Wednesday, March 3, 2010

Safe Routes to School Travel Data Report

In its recently released report Safe Routes to School Travel Data: A Look at Baseline Results from Parent Surveys and Student Travel Tallies the National Center for Safe Routes to School summarizes two years of travel data from the national safe routes to school program. Some of the key findings:
  • Most children travel to school by car or school bus, although walking does make up a fairly significant portion of school trips (11 percent in the morning and 15 percent in the afternoon)
  • Walking peaks in fifth grade, when nearly a quarter of kids walk or bike to school, then drops when children enter middle school (possibly due to middle schools being further from home than elementary schools)
  • Distance is the biggest factor in parents' decision to allow their kids to walk to school, and makes a dramatic difference in walking rates. Over 40 percent of children who live less than a quarter-mile from school walk to school. However, the percentage of walkers drops to nine percent for children living between 1/2 and one mile from school--and to two percent or less for children who live more than a mile away from school.
  • Although distance was important, traffic speed, traffic volume, and intersection crossing safety were also major factors in whether or not parents allowed their children to walk to school. Weather also made a difference to parents, but not as much as has been shown in previous studies.

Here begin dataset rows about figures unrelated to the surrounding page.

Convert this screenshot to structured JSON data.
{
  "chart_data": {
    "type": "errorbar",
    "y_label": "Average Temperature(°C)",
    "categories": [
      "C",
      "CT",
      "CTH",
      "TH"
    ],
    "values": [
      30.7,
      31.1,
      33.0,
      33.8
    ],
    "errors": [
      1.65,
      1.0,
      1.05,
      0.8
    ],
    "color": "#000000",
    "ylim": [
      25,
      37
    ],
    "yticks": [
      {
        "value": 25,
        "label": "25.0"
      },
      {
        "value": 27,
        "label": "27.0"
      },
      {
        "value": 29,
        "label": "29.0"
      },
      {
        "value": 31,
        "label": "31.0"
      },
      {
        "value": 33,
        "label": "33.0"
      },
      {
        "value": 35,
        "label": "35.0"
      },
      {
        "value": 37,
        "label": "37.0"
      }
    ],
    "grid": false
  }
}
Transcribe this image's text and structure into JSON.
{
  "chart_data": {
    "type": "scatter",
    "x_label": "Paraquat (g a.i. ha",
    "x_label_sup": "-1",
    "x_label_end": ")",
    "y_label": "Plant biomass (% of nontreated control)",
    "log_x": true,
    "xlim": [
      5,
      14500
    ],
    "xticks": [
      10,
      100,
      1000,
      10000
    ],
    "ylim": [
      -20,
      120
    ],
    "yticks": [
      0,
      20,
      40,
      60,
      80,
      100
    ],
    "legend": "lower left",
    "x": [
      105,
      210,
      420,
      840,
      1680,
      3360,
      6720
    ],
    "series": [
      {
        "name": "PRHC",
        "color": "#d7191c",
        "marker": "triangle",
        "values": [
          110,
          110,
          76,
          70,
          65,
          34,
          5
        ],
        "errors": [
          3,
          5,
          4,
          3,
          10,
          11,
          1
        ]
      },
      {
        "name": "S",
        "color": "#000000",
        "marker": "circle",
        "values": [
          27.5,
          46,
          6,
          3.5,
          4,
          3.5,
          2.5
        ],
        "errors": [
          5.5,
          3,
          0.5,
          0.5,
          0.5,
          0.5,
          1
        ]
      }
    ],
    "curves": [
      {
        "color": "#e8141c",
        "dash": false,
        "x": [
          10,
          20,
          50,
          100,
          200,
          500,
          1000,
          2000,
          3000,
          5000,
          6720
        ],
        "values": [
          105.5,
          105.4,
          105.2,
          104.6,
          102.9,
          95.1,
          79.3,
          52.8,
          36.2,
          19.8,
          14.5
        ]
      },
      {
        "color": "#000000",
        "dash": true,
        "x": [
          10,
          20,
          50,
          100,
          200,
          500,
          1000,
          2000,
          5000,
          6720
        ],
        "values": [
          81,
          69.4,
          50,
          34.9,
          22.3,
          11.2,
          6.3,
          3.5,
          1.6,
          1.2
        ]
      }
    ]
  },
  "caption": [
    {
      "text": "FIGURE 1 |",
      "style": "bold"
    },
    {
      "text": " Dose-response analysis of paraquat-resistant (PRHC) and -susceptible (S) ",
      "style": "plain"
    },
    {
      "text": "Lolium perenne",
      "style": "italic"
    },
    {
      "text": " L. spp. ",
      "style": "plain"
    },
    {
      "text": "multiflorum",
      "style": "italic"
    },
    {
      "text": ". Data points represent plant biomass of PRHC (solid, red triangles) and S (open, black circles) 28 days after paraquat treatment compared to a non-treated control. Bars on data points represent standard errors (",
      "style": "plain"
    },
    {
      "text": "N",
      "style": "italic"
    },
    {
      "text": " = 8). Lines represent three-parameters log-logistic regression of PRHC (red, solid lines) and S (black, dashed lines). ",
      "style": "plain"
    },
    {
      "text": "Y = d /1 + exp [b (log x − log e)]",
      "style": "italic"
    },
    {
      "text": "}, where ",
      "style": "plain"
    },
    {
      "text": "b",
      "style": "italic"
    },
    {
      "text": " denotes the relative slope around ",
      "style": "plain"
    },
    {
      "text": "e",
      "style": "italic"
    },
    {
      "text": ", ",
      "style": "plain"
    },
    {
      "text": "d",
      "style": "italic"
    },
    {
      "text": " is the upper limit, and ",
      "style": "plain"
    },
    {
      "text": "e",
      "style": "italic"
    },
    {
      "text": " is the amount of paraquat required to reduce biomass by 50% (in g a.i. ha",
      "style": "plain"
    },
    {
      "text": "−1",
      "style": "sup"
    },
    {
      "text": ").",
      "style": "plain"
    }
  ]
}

Based on this data, the National Center for Safe Routes to School suggests that in the short term safe routes to school programs focus efforts particularly on areas within a mile of schools, where many children already walk. Since safety concerns are a major reason that parents don't allow their children to walk to school, identifying strategies to lower traffic around schools, reduce traffic speeds, and provide children with safe crossings could have a strong influence on the number of kids who walk to school.